Far in Summer 1995-96
oil on canvas
101.6 x 106.7 cm
Purchased with support from the Canada Council for the Arts Acquisition Assistance Program and the Newfoundland Capital Corporation, 1997
Mount Saint Vincent University Collection
1997.2

In Alisa Snyder’s work, the modernist genres — landscape, figure, still life — are acknowledged and then departed from in an exploration of painted space and marginal subject matter. In her catalogue essay, “Proximities”, Ingrid Jenkner states that Snyder’s “affinity for the landscape-in-microcosm may be seen as an extension of her interest in still life subjects. It is also a break-through in formal terms, freeing Snyder to engage more rigorously with a late modernist conception of pictorial space.”
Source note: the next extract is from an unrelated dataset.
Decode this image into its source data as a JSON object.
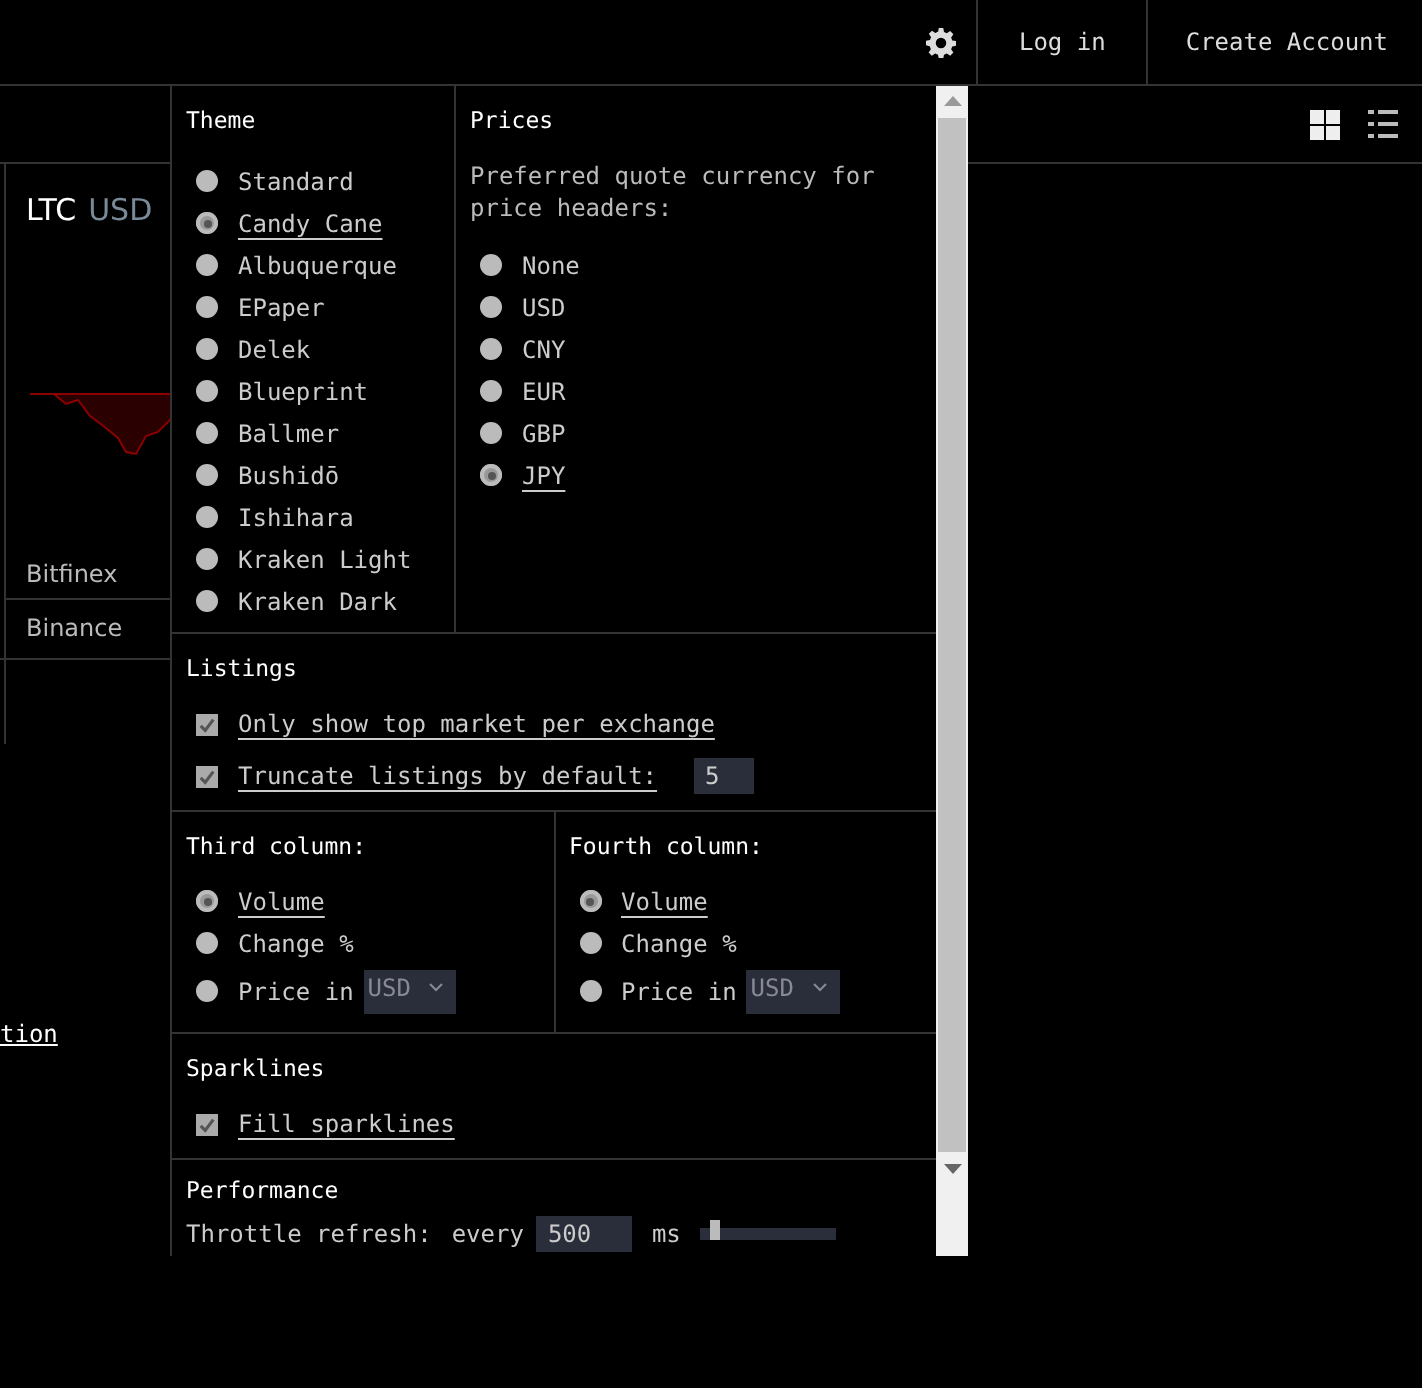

Far in Summer, a painting from Snyder's suite Proximities, takes as its subject matter the often overlooked vegetation found at the edge of residential plots and woodlots. Snyder's point of departure for this work is based on photographs of foliage that are closely cropped, omitting any indication of contextual positioning or depth. Snyder fills her canvas edge to edge with a painterly ode to the overlooked and unpretentious.

“Given the ubiquity of nature photography, which includes similarly commonplace motifs, it is worth comparing the two representational conventions. Where a photographer might manipulate her depth of field, Snyder prefers to generalize. Photographic realism is not her objective. Painterly incident replaces naturalistic detail, imposing an illusory distance that allows the paintings to breath.”

Jenkner continues, “The paradox of distance and nearness assumes poetic meaning in Snyder’s paintings. As signifiers of marginal spaces, her clumps of weeds and scrub look all too familiar. As subjects in her paintings, however, they lose their botanical particularity and lend themselves to a process of knowledge that expands beyond simple recognition.”

Alisa Snyder was a lecturer in Art History at Mount Saint Vincent University from 1994 to 1997.